— От нее невозможно ничего скрыть. Такое ощущение, что уши у нее повсюду. Я не удивлюсь, если у нее в доме будет куча секретных камер.
Коул не смеется над моей шуткой.
— Я ей не доверяю.
От его слов у меня сразу же поднимаются волосы, и я наклоняю голову, внимательно изучая брата.
— Что ты имеешь в виду?
— Что-то с ней не так, — устало говорит он, прежде чем потереть лицо рукой. У него немного грубоваты щеки и подбородок. — Я не знаю… но что она получит, помогая нам или лгать ради нас? И я не пытаюсь ее судить, но ее мотивы сомнительны. Она вышла замуж за папу, а он на два десятилетия старше ее. Я имею в виду, это не любовь. Это точно. Папа не способен любить.

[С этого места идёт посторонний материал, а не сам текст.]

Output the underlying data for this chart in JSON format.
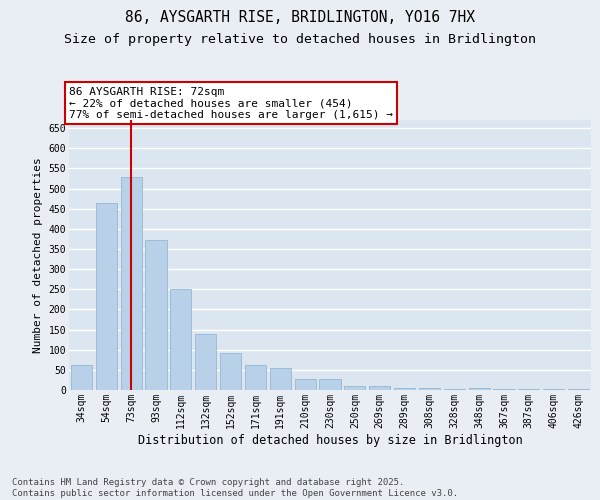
{
  "title": "86, AYSGARTH RISE, BRIDLINGTON, YO16 7HX",
  "subtitle": "Size of property relative to detached houses in Bridlington",
  "xlabel": "Distribution of detached houses by size in Bridlington",
  "ylabel": "Number of detached properties",
  "categories": [
    "34sqm",
    "54sqm",
    "73sqm",
    "93sqm",
    "112sqm",
    "132sqm",
    "152sqm",
    "171sqm",
    "191sqm",
    "210sqm",
    "230sqm",
    "250sqm",
    "269sqm",
    "289sqm",
    "308sqm",
    "328sqm",
    "348sqm",
    "367sqm",
    "387sqm",
    "406sqm",
    "426sqm"
  ],
  "values": [
    62,
    463,
    528,
    373,
    251,
    140,
    93,
    63,
    54,
    27,
    27,
    9,
    11,
    6,
    6,
    3,
    5,
    2,
    2,
    3,
    3
  ],
  "bar_color": "#b8d0e8",
  "bar_edge_color": "#8ab0cc",
  "vline_x_index": 2,
  "vline_color": "#cc0000",
  "annotation_text": "86 AYSGARTH RISE: 72sqm\n← 22% of detached houses are smaller (454)\n77% of semi-detached houses are larger (1,615) →",
  "annotation_box_facecolor": "#ffffff",
  "annotation_box_edgecolor": "#cc0000",
  "ylim": [
    0,
    670
  ],
  "yticks": [
    0,
    50,
    100,
    150,
    200,
    250,
    300,
    350,
    400,
    450,
    500,
    550,
    600,
    650
  ],
  "plot_bg_color": "#dce6f0",
  "fig_bg_color": "#e8eef4",
  "grid_color": "#ffffff",
  "footer_line1": "Contains HM Land Registry data © Crown copyright and database right 2025.",
  "footer_line2": "Contains public sector information licensed under the Open Government Licence v3.0.",
  "title_fontsize": 10.5,
  "subtitle_fontsize": 9.5,
  "xlabel_fontsize": 8.5,
  "ylabel_fontsize": 8,
  "tick_fontsize": 7,
  "annotation_fontsize": 8,
  "footer_fontsize": 6.5
}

— Деньги, — невозмутимо говорю я. — Деньги заставляют людей делать сумасшедшее дерьмо.
— Хм.
— У меня все под контролем. Я могу справиться и с папой, и с Сиенной самостоятельно. Пока ты не вернешься домой.
Коул смотрит на меня — не то чтобы пристально, но близко.
— Я все еще злюсь на тебя, — с сожалением напоминает он мне.
Я легкомысленно машу рукой.
— Ты меня простишь. Я засранец, а ты хороший брат. Ты
Его губы дрожат в легкой ухмылке.
И я знаю, что у нас все хорошо.
***
Мы с Коулом встаем на ноги, и я обхожу вокруг стола. Схватив его за плечо, я притягиваю его к себе в полуобъятия.
— Еще две недели, и ты вернешься домой. Ты справишься, я знаю.
Его программа реабилитации рассчитана всего на 30 дней. Он уже на полпути.
— Спасибо за домашнее задание, — неохотно бормочет он.